Travel often takes you to famous places. National parks, historic landmarks, scenic viewpoints, where the beauty of the landscape is obvious the moment you arrive.
And then there are the places that don’t really seem to fit into any category.
My trip to the Salton Sea and nearby Slab City falls firmly into another category. Interesting might be the best word to describe both places.
The Salton Sea itself looks out of place the first time you see it. Sitting in the middle of the California desert, it looks like a massive inland lake that shouldn’t really be there. And in many ways, it wasn’t supposed to exist in the form it does today. The modern sea was created in the early 1900s when flooding from the Colorado River filled a low basin in the desert.

From a distance, it looks peaceful enough with water under the desert sun. But as you get closer, the atmosphere changes.
Shorelines show the effects of decades of environmental challenges. The water level has fluctuated. Some areas appear almost surreal, with abandoned structures and quiet stretches of beach that feel frozen in time. The surrounding desert landscape adds to the sense that you’ve arrived somewhere far removed from the busy world.

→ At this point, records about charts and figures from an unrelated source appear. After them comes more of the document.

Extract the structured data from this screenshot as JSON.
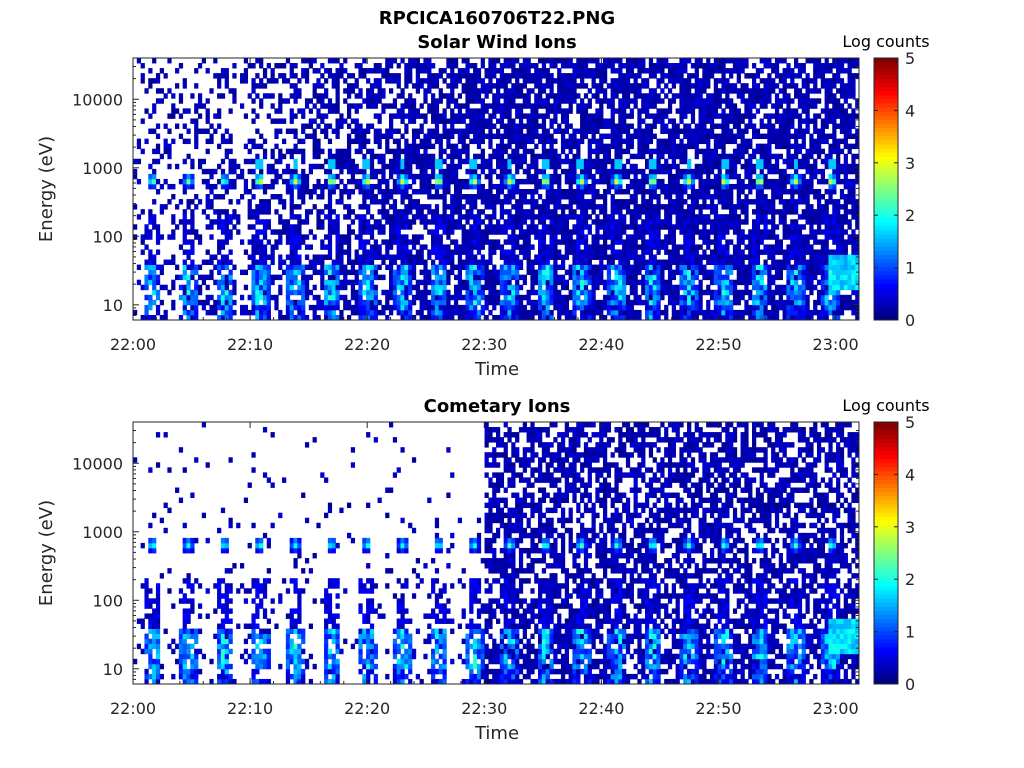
{
  "figure_title": "RPCICA160706T22.PNG",
  "chart_data": [
    {
      "type": "heatmap",
      "title": "Solar Wind Ions",
      "xlabel": "Time",
      "ylabel": "Energy (eV)",
      "x_ticks": [
        "22:00",
        "22:10",
        "22:20",
        "22:30",
        "22:40",
        "22:50",
        "23:00"
      ],
      "xlim": [
        "22:00",
        "23:02"
      ],
      "y_scale": "log",
      "y_ticks": [
        "10",
        "100",
        "1000",
        "10000"
      ],
      "ylim": [
        6,
        40000
      ],
      "colorbar": {
        "label": "Log counts",
        "ticks": [
          "0",
          "1",
          "2",
          "3",
          "4",
          "5"
        ],
        "range": [
          0,
          5
        ],
        "colormap": "jet"
      },
      "features": [
        {
          "energy_eV": 650,
          "log_counts": 2.6,
          "description": "solar wind ion peak, repeating every ~3 min"
        },
        {
          "energy_eV": 1100,
          "log_counts": 1.7,
          "description": "secondary peak"
        },
        {
          "energy_eV": 10,
          "log_counts": 1.0,
          "description": "low-energy bursts"
        },
        {
          "energy_eV": 25,
          "log_counts": 1.9,
          "time": "23:00",
          "description": "low-energy enhancement at end"
        }
      ],
      "grid": false
    },
    {
      "type": "heatmap",
      "title": "Cometary Ions",
      "xlabel": "Time",
      "ylabel": "Energy (eV)",
      "x_ticks": [
        "22:00",
        "22:10",
        "22:20",
        "22:30",
        "22:40",
        "22:50",
        "23:00"
      ],
      "xlim": [
        "22:00",
        "23:02"
      ],
      "y_scale": "log",
      "y_ticks": [
        "10",
        "100",
        "1000",
        "10000"
      ],
      "ylim": [
        6,
        40000
      ],
      "colorbar": {
        "label": "Log counts",
        "ticks": [
          "0",
          "1",
          "2",
          "3",
          "4",
          "5"
        ],
        "range": [
          0,
          5
        ],
        "colormap": "jet"
      },
      "features": [
        {
          "energy_eV": 650,
          "log_counts": 1.9,
          "description": "solar wind ion peak, repeating every ~3 min"
        },
        {
          "energy_eV": 15,
          "log_counts": 1.6,
          "description": "low-energy cometary ion bursts"
        },
        {
          "time": "22:30",
          "description": "dense background onset after 22:30"
        }
      ],
      "grid": false
    }
  ]
}
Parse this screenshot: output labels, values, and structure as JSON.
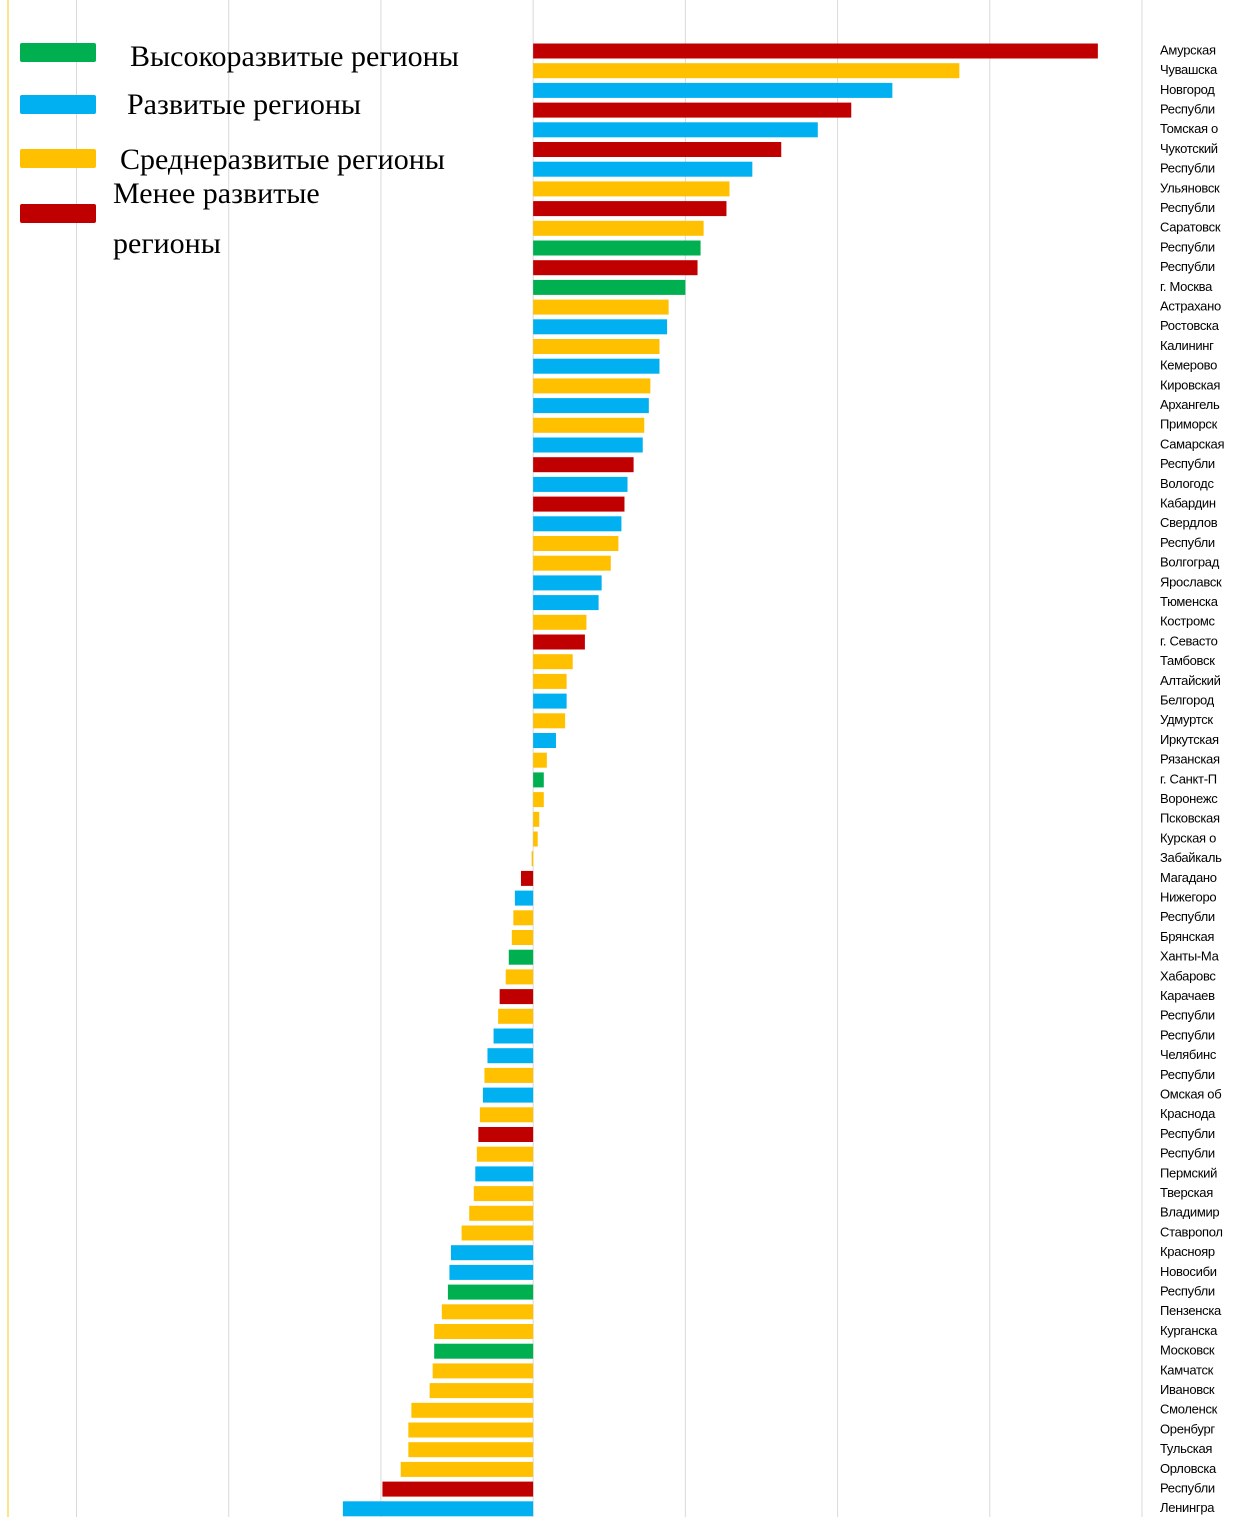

And then there’s Slab City.
If the Salton Sea feels unusual, Slab City feels like stepping into an entirely different social experiment.

Located on the site of an old military base, Slab City is an off-grid community where people have created an improvised settlement in the desert. RVs, trailers, handmade structures, and art installations dot the landscape. Some residents stay seasonally, escaping colder climates in winter, while others live there year-round.
The place has earned the nickname “the last free place in America,” and walking through it you can see why. There are no conventional city streets. No zoning regulations or neat rows of houses. There are no laws or rent paid and everyone polices themselves. Instead, the landscape is filled with a patchwork of creativity, survival, and improvisation.
One of the most well-known landmarks nearby is Salvation Mountain, a colorful hillside covered in painted messages and artwork created by a local resident decades ago. Against the backdrop of the desert, it feels both whimsical and strangely inspiring.
Like many places in Arizona and part of California, what struck me most about visiting the Salton Sea and Slab City was the sense of remoteness. You feel far away from the familiar rhythms of cities and suburbs. The desert stretches in every direction, and the people who choose to spend time there seem drawn by that very remoteness.
It’s not a place you visit for polished tourist attractions; it’s a place you visit because you’re curious. You are curious about landscapes that don’t quite fit expectations and about communities that exist outside conventional systems. You feel like you are on the edge of the map.
Travel isn’t always about finding the most beautiful destination. Sometimes it’s about discovering places that make you pause and think, “Well, this is different.” The Salton Sea and Slab City certainly fall into that category.
They may not appear on every traveler’s bucket list, but they offer something many famous destinations don’t: a glimpse of life lived far from the usual rules.